Let $S_i$ be the set of pure and $\Delta S_i$ the set of mixed strategies of player $i$. If \begin{align} \sigma=(\sigma_i,\sigma_{-i})\in\Delta S:=\Delta S_1 \times\dots\times\Delta S_n \end{align} is a NE of a mixed extension of a game, then for all $s_i,s_i^\prime \in \text{support}(\sigma_i)$: \begin{align} v_i(s_i,\sigma_{-i}) = v_i(s_i^\prime,\sigma_{-i}) \quad (*). \end{align} Here $\text{support}(\sigma_i)=\{s_i\in S_i: \sigma_i(s_i)>0\}$ and $v_i$ is the expected payoff for player $i$.

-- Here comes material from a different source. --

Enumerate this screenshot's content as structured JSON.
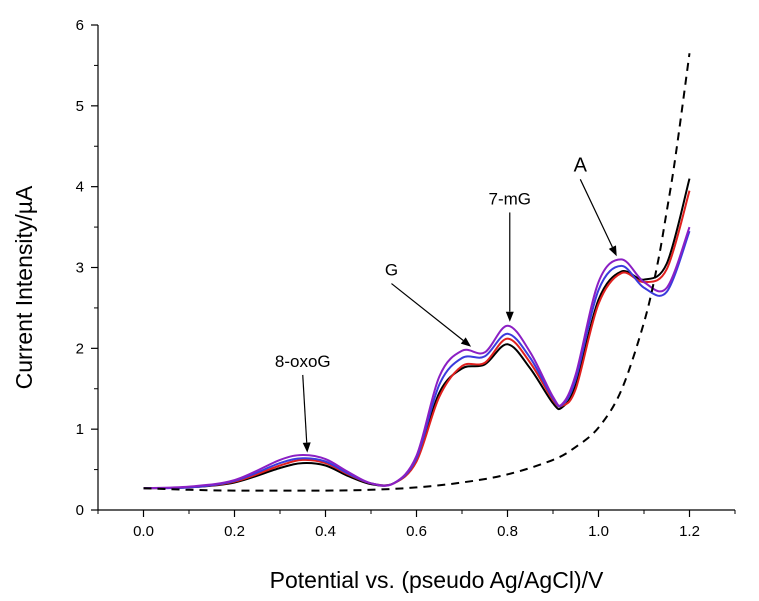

Now the point is that I used Eq. $(*)$ to derive two strategy profiles. Unfortunately Eq. $(*)$ is a necessary but not sufficient condition. So what one has to do after finding these profiles is check whether they really only contain best responses. And that is simply not the case for the second profile:

One can easily see that playing $Y$ if player 1 plays $\left(\frac{3}{4},\frac{1}{4}\right)$ yields a payoff $v_2=5$ whereas playing $\left(\frac{4}{5},0,\frac{1}{5}\right)$ only yields a payoff of $v_2=3.5$.